Die Regenbogenfarben in der Gesellschaft und ihr Ursprung
Die Regenbogenfarben in der Gesellschaft und ihr Ursprung
Datum: 24.06.2021 - 11:00 Uhr
Die Farben des Regenbogens drängen sich als Symbol geradezu auf, vereinen sie doch alle sichtbaren Farben des Spektrums und stellen so Vielfalt in Harmonie dar. Ein unzweifelhaft und unwidersprochen starkes Symbol.

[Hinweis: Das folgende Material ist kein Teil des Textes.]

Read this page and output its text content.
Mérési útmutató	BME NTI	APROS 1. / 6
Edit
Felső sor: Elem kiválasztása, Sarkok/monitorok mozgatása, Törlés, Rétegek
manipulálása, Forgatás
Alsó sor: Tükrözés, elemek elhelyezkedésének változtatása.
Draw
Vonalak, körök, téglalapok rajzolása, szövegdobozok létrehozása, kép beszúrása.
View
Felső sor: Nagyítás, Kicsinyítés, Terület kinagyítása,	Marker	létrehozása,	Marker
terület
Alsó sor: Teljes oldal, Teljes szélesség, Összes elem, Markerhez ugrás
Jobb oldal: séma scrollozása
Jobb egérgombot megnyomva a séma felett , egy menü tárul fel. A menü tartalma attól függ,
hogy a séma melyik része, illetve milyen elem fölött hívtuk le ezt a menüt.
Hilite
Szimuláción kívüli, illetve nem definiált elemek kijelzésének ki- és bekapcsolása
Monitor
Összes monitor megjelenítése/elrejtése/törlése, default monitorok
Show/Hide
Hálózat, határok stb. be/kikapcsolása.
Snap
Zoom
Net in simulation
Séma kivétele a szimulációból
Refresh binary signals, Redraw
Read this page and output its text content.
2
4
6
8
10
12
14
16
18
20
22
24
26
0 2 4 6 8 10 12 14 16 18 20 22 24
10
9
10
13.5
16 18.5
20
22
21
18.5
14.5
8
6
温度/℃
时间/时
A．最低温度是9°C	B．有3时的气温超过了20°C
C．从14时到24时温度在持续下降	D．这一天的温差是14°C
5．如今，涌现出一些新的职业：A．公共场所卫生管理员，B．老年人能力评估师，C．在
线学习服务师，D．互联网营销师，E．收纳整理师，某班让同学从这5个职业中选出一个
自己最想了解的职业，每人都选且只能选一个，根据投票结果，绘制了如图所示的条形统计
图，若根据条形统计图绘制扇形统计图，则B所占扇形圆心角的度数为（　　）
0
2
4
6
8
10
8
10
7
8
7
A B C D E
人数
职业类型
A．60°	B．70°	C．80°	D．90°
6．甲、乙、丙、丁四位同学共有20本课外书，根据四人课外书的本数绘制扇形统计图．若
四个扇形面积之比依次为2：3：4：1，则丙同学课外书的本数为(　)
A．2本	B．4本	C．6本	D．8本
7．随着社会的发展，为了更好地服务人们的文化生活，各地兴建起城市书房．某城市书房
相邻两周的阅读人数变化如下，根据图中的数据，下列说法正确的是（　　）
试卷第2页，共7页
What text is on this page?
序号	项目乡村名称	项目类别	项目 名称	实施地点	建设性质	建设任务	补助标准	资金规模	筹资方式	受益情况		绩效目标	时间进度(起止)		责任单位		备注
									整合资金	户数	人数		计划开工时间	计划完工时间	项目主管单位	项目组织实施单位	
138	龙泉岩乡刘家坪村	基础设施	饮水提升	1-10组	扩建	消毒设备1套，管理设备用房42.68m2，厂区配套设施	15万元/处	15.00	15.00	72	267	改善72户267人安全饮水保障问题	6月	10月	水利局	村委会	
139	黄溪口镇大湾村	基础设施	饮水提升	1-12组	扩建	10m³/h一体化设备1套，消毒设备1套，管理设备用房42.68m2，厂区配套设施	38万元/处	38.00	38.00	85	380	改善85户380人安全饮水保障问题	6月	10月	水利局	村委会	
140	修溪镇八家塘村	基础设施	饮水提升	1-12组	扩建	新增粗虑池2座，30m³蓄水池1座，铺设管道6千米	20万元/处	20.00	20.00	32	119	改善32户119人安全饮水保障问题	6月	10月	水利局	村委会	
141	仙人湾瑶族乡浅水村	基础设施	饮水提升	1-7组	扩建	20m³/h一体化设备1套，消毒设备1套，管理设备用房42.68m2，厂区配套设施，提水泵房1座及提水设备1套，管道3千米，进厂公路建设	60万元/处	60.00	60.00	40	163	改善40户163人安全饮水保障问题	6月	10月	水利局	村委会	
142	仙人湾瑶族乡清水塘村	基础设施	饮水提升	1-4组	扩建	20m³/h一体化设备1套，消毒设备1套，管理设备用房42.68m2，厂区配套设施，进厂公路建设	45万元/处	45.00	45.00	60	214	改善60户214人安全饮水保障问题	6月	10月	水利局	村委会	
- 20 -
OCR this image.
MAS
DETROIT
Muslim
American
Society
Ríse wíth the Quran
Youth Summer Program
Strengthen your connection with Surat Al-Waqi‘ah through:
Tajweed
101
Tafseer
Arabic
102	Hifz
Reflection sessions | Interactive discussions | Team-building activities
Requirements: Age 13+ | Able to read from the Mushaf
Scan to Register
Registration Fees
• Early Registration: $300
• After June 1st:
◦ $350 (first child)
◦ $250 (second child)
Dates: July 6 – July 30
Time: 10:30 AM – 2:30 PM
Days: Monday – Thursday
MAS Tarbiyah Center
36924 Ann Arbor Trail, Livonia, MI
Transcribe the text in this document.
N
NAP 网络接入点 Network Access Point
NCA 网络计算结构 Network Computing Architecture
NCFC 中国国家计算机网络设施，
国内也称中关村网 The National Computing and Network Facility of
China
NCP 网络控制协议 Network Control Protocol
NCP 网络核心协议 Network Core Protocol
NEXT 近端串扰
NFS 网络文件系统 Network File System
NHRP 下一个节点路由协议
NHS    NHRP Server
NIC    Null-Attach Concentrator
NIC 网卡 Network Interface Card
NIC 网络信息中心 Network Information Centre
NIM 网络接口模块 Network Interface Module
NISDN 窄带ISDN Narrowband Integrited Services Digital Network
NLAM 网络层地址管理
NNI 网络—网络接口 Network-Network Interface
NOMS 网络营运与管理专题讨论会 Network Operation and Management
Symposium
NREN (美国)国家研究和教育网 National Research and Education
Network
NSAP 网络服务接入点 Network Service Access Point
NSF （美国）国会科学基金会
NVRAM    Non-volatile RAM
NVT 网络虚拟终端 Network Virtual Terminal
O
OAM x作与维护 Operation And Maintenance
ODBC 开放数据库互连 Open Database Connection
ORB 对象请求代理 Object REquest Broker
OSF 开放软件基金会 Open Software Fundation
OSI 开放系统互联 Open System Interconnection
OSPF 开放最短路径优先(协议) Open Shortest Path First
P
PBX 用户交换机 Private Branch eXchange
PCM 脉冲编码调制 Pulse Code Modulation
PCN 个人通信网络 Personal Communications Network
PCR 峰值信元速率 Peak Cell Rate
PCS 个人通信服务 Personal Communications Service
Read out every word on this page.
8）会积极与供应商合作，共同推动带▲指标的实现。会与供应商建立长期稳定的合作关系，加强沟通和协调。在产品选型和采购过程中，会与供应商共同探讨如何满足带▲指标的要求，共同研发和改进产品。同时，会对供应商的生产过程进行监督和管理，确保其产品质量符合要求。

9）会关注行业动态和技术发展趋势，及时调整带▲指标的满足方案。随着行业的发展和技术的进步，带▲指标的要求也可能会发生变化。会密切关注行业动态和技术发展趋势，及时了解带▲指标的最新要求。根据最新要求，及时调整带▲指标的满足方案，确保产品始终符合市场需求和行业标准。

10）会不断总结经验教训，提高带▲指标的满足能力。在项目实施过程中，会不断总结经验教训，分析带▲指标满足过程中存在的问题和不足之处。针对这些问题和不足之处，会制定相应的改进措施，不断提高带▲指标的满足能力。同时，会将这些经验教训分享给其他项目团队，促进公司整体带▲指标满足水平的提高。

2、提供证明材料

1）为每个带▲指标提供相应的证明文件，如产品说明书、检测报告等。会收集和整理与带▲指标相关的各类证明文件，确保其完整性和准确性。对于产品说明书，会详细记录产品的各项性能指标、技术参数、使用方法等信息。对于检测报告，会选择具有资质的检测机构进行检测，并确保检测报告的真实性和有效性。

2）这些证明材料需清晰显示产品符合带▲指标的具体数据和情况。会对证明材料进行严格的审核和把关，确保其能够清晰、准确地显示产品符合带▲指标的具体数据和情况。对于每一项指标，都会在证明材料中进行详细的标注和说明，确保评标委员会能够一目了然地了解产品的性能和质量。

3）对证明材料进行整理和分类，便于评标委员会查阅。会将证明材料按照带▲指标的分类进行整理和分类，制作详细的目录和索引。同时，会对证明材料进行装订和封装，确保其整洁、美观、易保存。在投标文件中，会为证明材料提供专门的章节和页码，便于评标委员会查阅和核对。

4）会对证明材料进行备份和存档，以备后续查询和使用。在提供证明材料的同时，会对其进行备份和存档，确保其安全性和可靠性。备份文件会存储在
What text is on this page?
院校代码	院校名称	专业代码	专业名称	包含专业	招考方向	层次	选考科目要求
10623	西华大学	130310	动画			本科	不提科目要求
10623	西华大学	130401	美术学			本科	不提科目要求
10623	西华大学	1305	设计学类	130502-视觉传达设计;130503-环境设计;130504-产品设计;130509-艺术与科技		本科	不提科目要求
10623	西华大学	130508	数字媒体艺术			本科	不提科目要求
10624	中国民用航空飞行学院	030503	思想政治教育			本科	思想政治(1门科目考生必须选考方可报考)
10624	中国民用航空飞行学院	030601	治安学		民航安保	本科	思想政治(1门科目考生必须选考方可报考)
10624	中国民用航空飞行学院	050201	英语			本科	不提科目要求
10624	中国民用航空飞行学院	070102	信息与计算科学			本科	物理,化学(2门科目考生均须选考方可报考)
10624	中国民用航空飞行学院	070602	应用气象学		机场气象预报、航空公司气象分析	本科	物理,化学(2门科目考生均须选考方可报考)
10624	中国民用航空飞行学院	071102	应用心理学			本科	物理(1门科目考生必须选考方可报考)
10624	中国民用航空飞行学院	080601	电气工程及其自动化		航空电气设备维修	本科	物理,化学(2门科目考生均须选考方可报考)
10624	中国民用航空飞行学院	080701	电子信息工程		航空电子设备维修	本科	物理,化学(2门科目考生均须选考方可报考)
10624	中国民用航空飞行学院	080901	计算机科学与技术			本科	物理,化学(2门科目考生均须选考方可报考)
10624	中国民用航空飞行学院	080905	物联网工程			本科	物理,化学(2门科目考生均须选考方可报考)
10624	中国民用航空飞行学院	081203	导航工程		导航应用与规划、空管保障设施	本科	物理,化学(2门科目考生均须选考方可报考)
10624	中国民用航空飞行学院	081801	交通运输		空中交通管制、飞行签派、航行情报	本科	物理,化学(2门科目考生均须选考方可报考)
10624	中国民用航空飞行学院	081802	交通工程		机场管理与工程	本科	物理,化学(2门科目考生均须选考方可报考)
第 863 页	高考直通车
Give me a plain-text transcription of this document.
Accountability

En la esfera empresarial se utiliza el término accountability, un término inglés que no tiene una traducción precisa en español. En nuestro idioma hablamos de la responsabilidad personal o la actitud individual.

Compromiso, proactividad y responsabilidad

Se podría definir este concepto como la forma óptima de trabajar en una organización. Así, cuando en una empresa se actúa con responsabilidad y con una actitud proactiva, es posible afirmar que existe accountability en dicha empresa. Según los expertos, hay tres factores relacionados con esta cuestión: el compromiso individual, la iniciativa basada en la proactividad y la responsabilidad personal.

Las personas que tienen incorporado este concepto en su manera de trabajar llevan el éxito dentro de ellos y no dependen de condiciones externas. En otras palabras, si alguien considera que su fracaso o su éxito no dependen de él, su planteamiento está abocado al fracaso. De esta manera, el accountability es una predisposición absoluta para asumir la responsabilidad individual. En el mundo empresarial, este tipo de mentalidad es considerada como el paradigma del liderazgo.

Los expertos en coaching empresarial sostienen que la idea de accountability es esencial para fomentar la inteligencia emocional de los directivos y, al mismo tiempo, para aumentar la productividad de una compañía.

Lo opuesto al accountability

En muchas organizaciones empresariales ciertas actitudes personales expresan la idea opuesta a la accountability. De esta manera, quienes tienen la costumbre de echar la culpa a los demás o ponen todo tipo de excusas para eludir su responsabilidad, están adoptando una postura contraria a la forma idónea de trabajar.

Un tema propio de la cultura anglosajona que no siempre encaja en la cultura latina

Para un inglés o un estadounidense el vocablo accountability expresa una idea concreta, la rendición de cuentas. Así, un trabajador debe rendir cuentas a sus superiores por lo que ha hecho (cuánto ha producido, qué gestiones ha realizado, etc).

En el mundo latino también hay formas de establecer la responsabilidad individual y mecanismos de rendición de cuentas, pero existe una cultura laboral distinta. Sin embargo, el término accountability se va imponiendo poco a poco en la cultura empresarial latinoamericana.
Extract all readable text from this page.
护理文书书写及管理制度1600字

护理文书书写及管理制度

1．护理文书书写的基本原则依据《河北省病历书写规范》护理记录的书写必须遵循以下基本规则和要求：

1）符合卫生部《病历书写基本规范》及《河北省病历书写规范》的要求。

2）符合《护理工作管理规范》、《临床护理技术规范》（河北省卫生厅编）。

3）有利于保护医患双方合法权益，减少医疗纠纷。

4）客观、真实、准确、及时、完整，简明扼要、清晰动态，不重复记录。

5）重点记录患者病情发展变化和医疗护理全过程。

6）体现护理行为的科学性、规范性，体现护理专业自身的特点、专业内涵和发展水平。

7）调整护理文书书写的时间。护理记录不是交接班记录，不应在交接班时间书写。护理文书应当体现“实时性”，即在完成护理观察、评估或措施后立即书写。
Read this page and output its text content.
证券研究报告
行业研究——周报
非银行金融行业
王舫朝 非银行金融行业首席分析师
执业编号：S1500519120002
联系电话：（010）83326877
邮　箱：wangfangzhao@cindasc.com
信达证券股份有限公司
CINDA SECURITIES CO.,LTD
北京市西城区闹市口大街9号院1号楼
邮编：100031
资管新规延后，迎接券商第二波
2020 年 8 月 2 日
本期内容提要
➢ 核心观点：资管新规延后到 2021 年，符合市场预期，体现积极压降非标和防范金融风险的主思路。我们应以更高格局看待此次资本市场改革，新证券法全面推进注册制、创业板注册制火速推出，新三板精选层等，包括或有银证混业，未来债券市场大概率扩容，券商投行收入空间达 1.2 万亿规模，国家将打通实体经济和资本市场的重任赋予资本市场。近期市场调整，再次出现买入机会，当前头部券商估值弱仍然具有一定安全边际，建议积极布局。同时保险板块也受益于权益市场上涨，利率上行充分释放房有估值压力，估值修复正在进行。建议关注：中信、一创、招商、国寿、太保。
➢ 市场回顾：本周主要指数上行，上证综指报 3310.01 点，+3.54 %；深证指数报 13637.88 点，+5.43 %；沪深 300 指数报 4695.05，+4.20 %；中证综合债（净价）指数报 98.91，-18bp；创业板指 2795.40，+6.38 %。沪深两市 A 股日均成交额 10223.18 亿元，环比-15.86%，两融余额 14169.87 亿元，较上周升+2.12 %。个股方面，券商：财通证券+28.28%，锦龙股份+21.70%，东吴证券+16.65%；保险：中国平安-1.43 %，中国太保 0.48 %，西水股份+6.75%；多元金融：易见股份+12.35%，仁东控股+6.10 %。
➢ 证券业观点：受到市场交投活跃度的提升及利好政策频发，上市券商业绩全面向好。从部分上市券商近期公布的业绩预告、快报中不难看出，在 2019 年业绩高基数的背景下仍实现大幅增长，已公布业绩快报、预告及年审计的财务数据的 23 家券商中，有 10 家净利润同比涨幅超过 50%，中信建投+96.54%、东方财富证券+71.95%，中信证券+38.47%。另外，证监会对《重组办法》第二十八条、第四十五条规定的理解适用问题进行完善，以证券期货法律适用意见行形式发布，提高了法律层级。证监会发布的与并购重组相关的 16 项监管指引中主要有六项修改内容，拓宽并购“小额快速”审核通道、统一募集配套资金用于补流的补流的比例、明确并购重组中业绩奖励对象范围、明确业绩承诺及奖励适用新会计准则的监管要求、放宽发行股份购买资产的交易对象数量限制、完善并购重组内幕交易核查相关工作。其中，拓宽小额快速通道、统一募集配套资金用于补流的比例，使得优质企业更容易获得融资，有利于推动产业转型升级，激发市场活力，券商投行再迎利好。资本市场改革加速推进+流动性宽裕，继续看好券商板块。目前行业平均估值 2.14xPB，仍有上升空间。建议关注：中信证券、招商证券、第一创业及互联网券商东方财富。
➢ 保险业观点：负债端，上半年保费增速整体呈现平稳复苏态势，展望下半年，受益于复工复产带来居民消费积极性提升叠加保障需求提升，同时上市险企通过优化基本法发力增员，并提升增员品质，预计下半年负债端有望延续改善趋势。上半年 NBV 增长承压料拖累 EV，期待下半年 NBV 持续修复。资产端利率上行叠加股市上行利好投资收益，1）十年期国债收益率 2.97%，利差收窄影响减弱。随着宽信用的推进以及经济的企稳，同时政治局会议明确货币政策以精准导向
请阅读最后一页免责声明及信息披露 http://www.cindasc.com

In vielen Ländern der westlichen Welt wird dieses Symbol von diversen Ablegern der LBGTIQ-Bewegung als identifikationsstiftendes Zeichen genutzt. Fast wirkt es, als wollten die Anhänger dieser Bewegung das alleinige Nutzungsrecht für sich in Anspruch nehmen. Dabei haben sie es im Grunde genommen von der Friedensbewegung, die sich in den 1960er-Jahren gründete, geklaut. Doch selbst die waren nicht die Urheber, die ersten Gruppen, die den Regenbogen als Symbol verwendeten. Dieser Ursprung liegt viel weiter zurück.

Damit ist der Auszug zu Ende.